SAMSUNG ELECTRONICS CO., LTD.

Inventor(s)

Chan-Hyun Youn of Daejeon (KR)

Taewoo Kim of Daejeon (KR)

Changha Lee of Daejeon (KR)

Minsu Jeon of Daejeon (KR)

ELECTRONIC DEVICE FOR IMPROVING THE EXPLAINABILITY OF SATELLITE IMAGE - A simplified explanation of the abstract

This abstract first appeared for US patent application 18377649 titled 'ELECTRONIC DEVICE FOR IMPROVING THE EXPLAINABILITY OF SATELLITE IMAGE

Simplified Explanation

The patent application describes an electronic device that utilizes artificial intelligence models to process data and output classification results.

  • The device inputs data to a first artificial intelligence model with convolution blocks and pooling layers, then passes the resulting feature maps to a second model with local attention blocks to generate attention maps.
  • The device amplifies a region in the feature maps based on the attention maps to create an amplified feature map, which is then input to a classifier for classification.
  • The device ultimately outputs a classification result for the input data.

Potential Applications

This technology can be applied in various fields such as image recognition, natural language processing, and medical diagnosis where classification tasks are required.

Problems Solved

This technology helps improve the accuracy and efficiency of classification tasks by utilizing artificial intelligence models with convolution and attention mechanisms.

Benefits

The benefits of this technology include enhanced classification accuracy, faster processing speeds, and the ability to handle complex data patterns effectively.

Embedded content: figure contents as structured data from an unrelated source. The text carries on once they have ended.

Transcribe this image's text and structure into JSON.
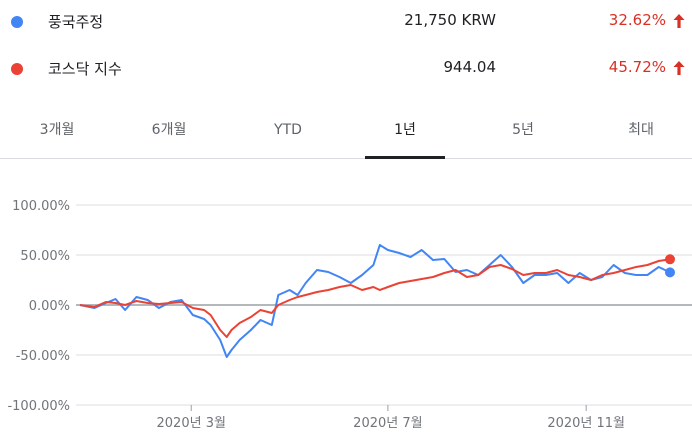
{
  "legend": [
    {
      "name": "풍국주정",
      "price": "21,750 KRW",
      "change": "32.62%",
      "color": "#4285f4",
      "trend_icon": "arrow-up-icon"
    },
    {
      "name": "코스닥 지수",
      "price": "944.04",
      "change": "45.72%",
      "color": "#ea4335",
      "trend_icon": "arrow-up-icon"
    }
  ],
  "tabs": [
    {
      "label": "3개월",
      "active": false
    },
    {
      "label": "6개월",
      "active": false
    },
    {
      "label": "YTD",
      "active": false
    },
    {
      "label": "1년",
      "active": true
    },
    {
      "label": "5년",
      "active": false
    },
    {
      "label": "최대",
      "active": false
    }
  ],
  "colors": {
    "up": "#d93025",
    "grid": "#dadce0",
    "zero": "#9aa0a6"
  },
  "chart_data": {
    "type": "line",
    "ylim": [
      -100,
      100
    ],
    "yticks": [
      {
        "value": 100,
        "label": "100.00%"
      },
      {
        "value": 50,
        "label": "50.00%"
      },
      {
        "value": 0,
        "label": "0.00%"
      },
      {
        "value": -50,
        "label": "-50.00%"
      },
      {
        "value": -100,
        "label": "-100.00%"
      }
    ],
    "xlim": [
      "2019-12-23",
      "2020-12-23"
    ],
    "xticks": [
      {
        "date": "2020-03-01",
        "label": "2020년 3월"
      },
      {
        "date": "2020-07-01",
        "label": "2020년 7월"
      },
      {
        "date": "2020-11-01",
        "label": "2020년 11월"
      }
    ],
    "series": [
      {
        "name": "풍국주정",
        "color": "#4285f4",
        "x": [
          "2019-12-23",
          "2020-01-01",
          "2020-01-08",
          "2020-01-14",
          "2020-01-20",
          "2020-01-27",
          "2020-02-03",
          "2020-02-10",
          "2020-02-17",
          "2020-02-24",
          "2020-03-02",
          "2020-03-09",
          "2020-03-13",
          "2020-03-19",
          "2020-03-23",
          "2020-03-26",
          "2020-03-31",
          "2020-04-07",
          "2020-04-13",
          "2020-04-20",
          "2020-04-24",
          "2020-05-01",
          "2020-05-06",
          "2020-05-11",
          "2020-05-18",
          "2020-05-25",
          "2020-06-01",
          "2020-06-08",
          "2020-06-15",
          "2020-06-22",
          "2020-06-26",
          "2020-07-01",
          "2020-07-08",
          "2020-07-15",
          "2020-07-22",
          "2020-07-29",
          "2020-08-05",
          "2020-08-12",
          "2020-08-19",
          "2020-08-26",
          "2020-09-02",
          "2020-09-09",
          "2020-09-16",
          "2020-09-23",
          "2020-09-30",
          "2020-10-07",
          "2020-10-14",
          "2020-10-21",
          "2020-10-28",
          "2020-11-04",
          "2020-11-11",
          "2020-11-18",
          "2020-11-25",
          "2020-12-02",
          "2020-12-09",
          "2020-12-16",
          "2020-12-23"
        ],
        "values": [
          0,
          -3,
          2,
          6,
          -5,
          8,
          5,
          -3,
          3,
          5,
          -10,
          -14,
          -20,
          -35,
          -52,
          -45,
          -35,
          -25,
          -15,
          -20,
          10,
          15,
          10,
          22,
          35,
          33,
          28,
          22,
          30,
          40,
          60,
          55,
          52,
          48,
          55,
          45,
          46,
          33,
          35,
          30,
          40,
          50,
          38,
          22,
          30,
          30,
          32,
          22,
          32,
          25,
          28,
          40,
          32,
          30,
          30,
          38,
          32.62
        ]
      },
      {
        "name": "코스닥 지수",
        "color": "#ea4335",
        "x": [
          "2019-12-23",
          "2020-01-01",
          "2020-01-08",
          "2020-01-14",
          "2020-01-20",
          "2020-01-27",
          "2020-02-03",
          "2020-02-10",
          "2020-02-17",
          "2020-02-24",
          "2020-03-02",
          "2020-03-09",
          "2020-03-13",
          "2020-03-19",
          "2020-03-23",
          "2020-03-26",
          "2020-03-31",
          "2020-04-07",
          "2020-04-13",
          "2020-04-20",
          "2020-04-24",
          "2020-05-01",
          "2020-05-06",
          "2020-05-11",
          "2020-05-18",
          "2020-05-25",
          "2020-06-01",
          "2020-06-08",
          "2020-06-15",
          "2020-06-22",
          "2020-06-26",
          "2020-07-01",
          "2020-07-08",
          "2020-07-15",
          "2020-07-22",
          "2020-07-29",
          "2020-08-05",
          "2020-08-12",
          "2020-08-19",
          "2020-08-26",
          "2020-09-02",
          "2020-09-09",
          "2020-09-16",
          "2020-09-23",
          "2020-09-30",
          "2020-10-07",
          "2020-10-14",
          "2020-10-21",
          "2020-10-28",
          "2020-11-04",
          "2020-11-11",
          "2020-11-18",
          "2020-11-25",
          "2020-12-02",
          "2020-12-09",
          "2020-12-16",
          "2020-12-23"
        ],
        "values": [
          0,
          -2,
          3,
          2,
          0,
          4,
          2,
          1,
          2,
          3,
          -3,
          -5,
          -10,
          -25,
          -32,
          -25,
          -18,
          -12,
          -5,
          -8,
          0,
          5,
          8,
          10,
          13,
          15,
          18,
          20,
          15,
          18,
          15,
          18,
          22,
          24,
          26,
          28,
          32,
          35,
          28,
          30,
          38,
          40,
          36,
          30,
          32,
          32,
          35,
          30,
          28,
          25,
          30,
          32,
          35,
          38,
          40,
          44,
          45.72
        ]
      }
    ]
  }
}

Potential Commercial Applications

Potential commercial applications of this technology include automated image recognition systems, intelligent virtual assistants, and medical diagnostic tools.

Possible Prior Art

One possible prior art for this technology could be the use of convolutional neural networks and attention mechanisms in artificial intelligence models for classification tasks.

What are the specific technical details of the convolution blocks and local attention blocks used in the artificial intelligence models described in the patent application?

The specific technical details of the convolution blocks and local attention blocks, such as the number of layers, filter sizes, activation functions, and attention mechanisms, are not provided in the abstract of the patent application.

How does the device handle input data preprocessing before feeding it into the artificial intelligence models?

The abstract does not mention the specific details of how the device handles input data preprocessing before feeding it into the artificial intelligence models.


Original Abstract Submitted

An electronic device includes a memory configured to store at least one instruction; and at least one processor configured to execute the at least one instruction to: input first data to a first artificial intelligence model including a plurality of convolution blocks sequentially connected with a pooling layer interposed therebetween to obtain a plurality of feature maps that are output by corresponding ones of the plurality of convolution blocks, input the first data and the plurality of feature maps to a second artificial intelligence model including a plurality of local attention blocks sequentially connected to obtain a plurality of attention maps that are output by corresponding ones of the plurality of local attention blocks, output an amplified feature map by amplifying a region corresponding to a last attention map among the plurality of attention maps in a last feature map among the plurality of feature maps, and input the amplified feature map to a classifier to output a classification result for the first data.